Here the choice of LB is important as not every setup will work with every TLS termination. Typically, the NLB has to terminate the TLS within the ingress, while the ALB can terminate TLS within the LB, allowing the usage of the AWS Certificate Manager (ACM).

The NLB will not work with the AWS Certificate Manager, as the ACM does not allow exporting the private key required to terminate the TLS within the ingress.

The Camunda 8 Helm chart primarily focuses on the ingress-nginx controller due to the usage of controller specific annotations. Using a different ingress controller requires supplying the necessary equivalent annotation options, ensuring http2 is enabled, and gRPC is used for the Zeebe Gateway.

Application Load Balancer (ALB)​

To conclude for using the Application Load Balancer (ALB) to terminate TLS in the Load Balancer, the following is required:

  • Deploy the AWS Load Balancer Controller.
  • A certificate set up in the AWS Certificate Manager (ACM).
  • Follow the example by AWS to configure the ingress for the Zeebe Gateway.
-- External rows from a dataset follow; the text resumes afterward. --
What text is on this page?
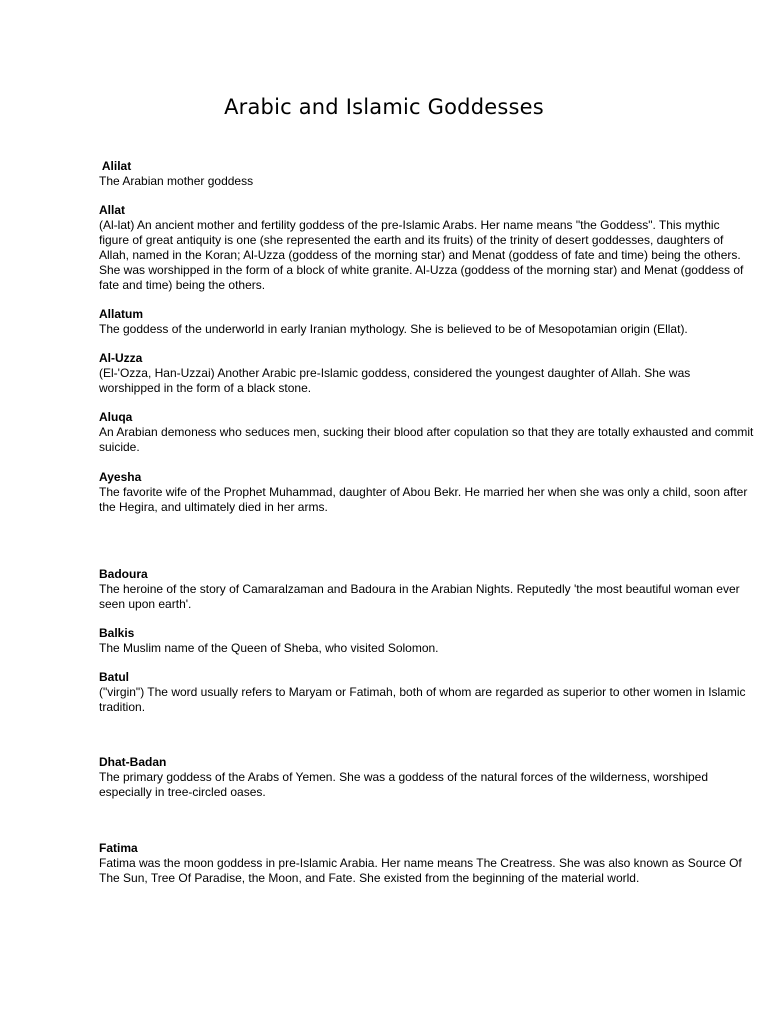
Arabic and Islamic Goddesses
Alilat
The Arabian mother goddess
Allat
(Al-lat) An ancient mother and fertility goddess of the pre-Islamic Arabs. Her name means "the Goddess". This mythic
figure of great antiquity is one (she represented the earth and its fruits) of the trinity of desert goddesses, daughters of
Allah, named in the Koran; Al-Uzza (goddess of the morning star) and Menat (goddess of fate and time) being the others.
She was worshipped in the form of a block of white granite. Al-Uzza (goddess of the morning star) and Menat (goddess of
fate and time) being the others.
Allatum
The goddess of the underworld in early Iranian mythology. She is believed to be of Mesopotamian origin (Ellat).
Al-Uzza
(El-'Ozza, Han-Uzzai) Another Arabic pre-Islamic goddess, considered the youngest daughter of Allah. She was
worshipped in the form of a black stone.
Aluqa
An Arabian demoness who seduces men, sucking their blood after copulation so that they are totally exhausted and commit
suicide.
Ayesha
The favorite wife of the Prophet Muhammad, daughter of Abou Bekr. He married her when she was only a child, soon after
the Hegira, and ultimately died in her arms.
Badoura
The heroine of the story of Camaralzaman and Badoura in the Arabian Nights. Reputedly 'the most beautiful woman ever
seen upon earth'.
Balkis
The Muslim name of the Queen of Sheba, who visited Solomon.
Batul
("virgin") The word usually refers to Maryam or Fatimah, both of whom are regarded as superior to other women in Islamic
tradition.
Dhat-Badan
The primary goddess of the Arabs of Yemen. She was a goddess of the natural forces of the wilderness, worshiped
especially in tree-circled oases.
Fatima
Fatima was the moon goddess in pre-Islamic Arabia. Her name means The Creatress. She was also known as Source Of
The Sun, Tree Of Paradise, the Moon, and Fate. She existed from the beginning of the material world.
To summarize, add the following annotations to the Zeebe Gateway ingress:
    alb.ingress.kubernetes.io/ssl-redirect: '443'
    alb.ingress.kubernetes.io/backend-protocol-version: GRPC
    alb.ingress.kubernetes.io/listen-ports: '[{"HTTP": 80}, {"HTTPS":443}]'
    alb.ingress.kubernetes.io/scheme: internet-facing
    alb.ingress.kubernetes.io/target-type: ip
    • This does not require the configuration of the TLS on the ingress
    • If the AWS Load Balancer Controller is correctly set up, it automatically pulls the correct certificate from ACM based on the host name.

Network Load Balancer (NLB)​

Alternatively, one can use a Network Load Balancer (NLB) to terminate TLS within the ingress. This requires the following:

  • An ingress controller, preferably ingress-nginx deployed.
    • The ingress controller must support gRPC and http2.
  • A certificate, preferably created with Cert-Manager.
  • TLS configured on the ingress object.

Pitfalls to avoid​

For general deployment pitfalls, visit the deployment troubleshooting guide.

Volume performance​

To have proper performance in Camunda 8, the persistent volumes attached to Zeebe should have around 1,000-3,000 IOPS. The gp3 volumes deliver a consistent baseline IOPS performance of 3,000 IOPS. The gp2 volumes could also be used, but gp2 volume type performance varies based on volume size.

It's recommended to use gp3 volumes, but if only gp2 type is available, persistent volumes should use gp2 volumes of at least 334 GB.